Robots humanoïdes de 1,56 m pourraient surveiller le terrain accidenté à la frontière sud des États-Unis

Foundation, société américaine dirigée par son PDG Sankaet Pathak, dit avoir présenté son robot humanoïde Phantom à des responsables du Department of Homeland Security (DHS) et être en discussion avec plusieurs agences de sécurité nationale pour surveiller la frontière sud dans des zones accidentées, difficiles d'accès pour les patrouilles, véhicules, drones et caméras fixes. Le DHS dément cependant tout accord, pilote ou contrat actif avec l'entreprise à ce stade, selon Fox News. Premier robot humanoïde de production de Foundation, Phantom mesure 1,80 mètre pour 80 kilogrammes, compte 29 degrés de liberté, atteint 1,7 m/s et porte jusqu'à 40 kilogrammes de charge utile. Ses actionneurs cycloïdaux propriétaires délivrent jusqu'à 160 Nm de couple de pointe, un couple de rétro-entraînement inférieur à 1 Nm et un temps de réponse sous 10 millisecondes. Son IA embarquée, Cortex, combine modèles de langage, de vision et multimodaux avec des filtres bayésiens variationnels profonds pour encoder les données sensorielles et anticiper les actions, une méthode que l'entreprise présente comme moins gourmande en données que l'apprentissage par renforcement ou par imitation. Foundation a aussi montré récemment une main robotique à tendons attrapant une balle de baseball, mise en avant comme preuve de dextérité et de précision.

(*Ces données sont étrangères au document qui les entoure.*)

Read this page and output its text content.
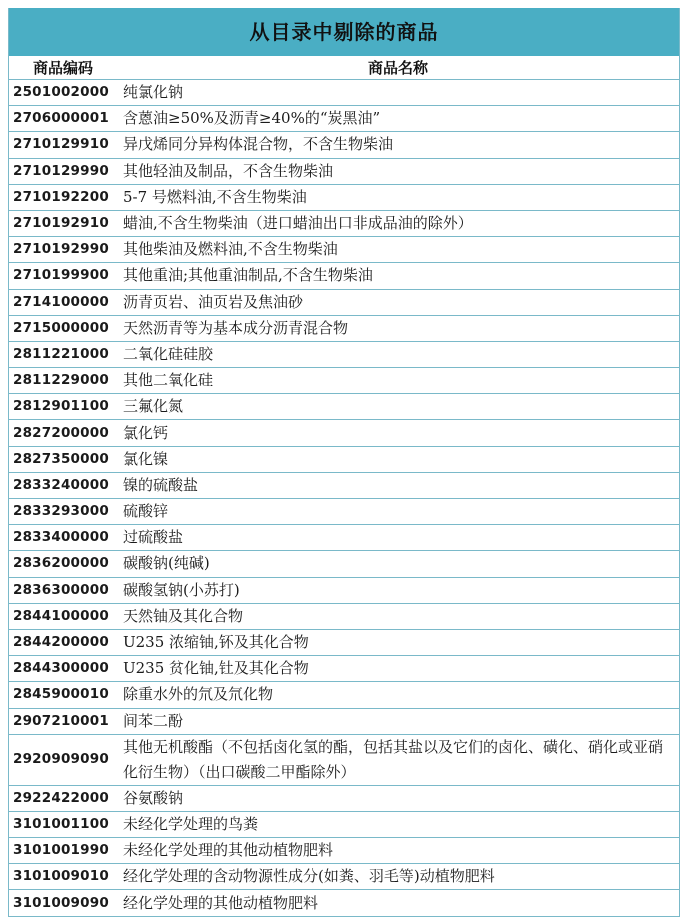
从目录中剔除的商品
商品编码	商品名称
2501002000	纯氯化钠
2706000001	含蒽油≥50%及沥青≥40%的“炭黑油”
2710129910	异戊烯同分异构体混合物，不含生物柴油
2710129990	其他轻油及制品，不含生物柴油
2710192200	5-7 号燃料油,不含生物柴油
2710192910	蜡油,不含生物柴油（进口蜡油出口非成品油的除外）
2710192990	其他柴油及燃料油,不含生物柴油
2710199900	其他重油;其他重油制品,不含生物柴油
2714100000	沥青页岩、油页岩及焦油砂
2715000000	天然沥青等为基本成分沥青混合物
2811221000	二氧化硅硅胶
2811229000	其他二氧化硅
2812901100	三氟化氮
2827200000	氯化钙
2827350000	氯化镍
2833240000	镍的硫酸盐
2833293000	硫酸锌
2833400000	过硫酸盐
2836200000	碳酸钠(纯碱)
2836300000	碳酸氢钠(小苏打)
2844100000	天然铀及其化合物
2844200000	U235 浓缩铀,钚及其化合物
2844300000	U235 贫化铀,钍及其化合物
2845900010	除重水外的氘及氘化物
2907210001	间苯二酚
2920909090	其他无机酸酯（不包括卤化氢的酯，包括其盐以及它们的卤化、磺化、硝化或亚硝化衍生物）（出口碳酸二甲酯除外）
2922422000	谷氨酸钠
3101001100	未经化学处理的鸟粪
3101001990	未经化学处理的其他动植物肥料
3101009010	经化学处理的含动物源性成分(如粪、羽毛等)动植物肥料
3101009090	经化学处理的其他动植物肥料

Ce projet illustre la tentative des fabricants de robots humanoïdes de sortir de l'usine pour investir des marchés de défense et de sécurité intérieure, où la promesse porte sur la reconnaissance autonome de terrain plutôt que sur la manipulation d'objets. L'écart entre la communication de Foundation, qui évoque un pilote proche, et le démenti du DHS sur l'existence de tout contrat rappelle que l'annonce reste, pour l'instant, commerciale plutôt qu'opérationnelle. Pathak précise que les robots ne prendraient pas de décision d'usage de la force de façon autonome, celle-ci restant entre les mains d'agents humains, tout en n'excluant pas une version armée si le gouvernement le demandait. La résistance aux intempéries, limitation reconnue par l'entreprise elle-même, souligne l'écart entre le prototype montré et un système réellement déployable toute l'année sur le terrain.
Foundation positionne Phantom face aux humanoïdes développés pour la logistique et l'industrie par des acteurs comme Figure AI ou Tesla avec Optimus, mais vise d'emblée les applications de défense et de sécurité, segment encore peu occupé par les humanoïdes commerciaux. L'entreprise prévoit une seconde génération étanche à l'eau et à la poussière dans les prochains mois, condition jugée nécessaire avant un déploiement extérieur prolongé. Pathak évoque un pilote possible à court terme suivi d'un déploiement plus large, sans calendrier précis ni confirmation côté DHS. La démonstration de préhension avec la balle de baseball s'inscrit dans une stratégie visant à démontrer une maturité technique avant la signature d'un premier contrat gouvernemental.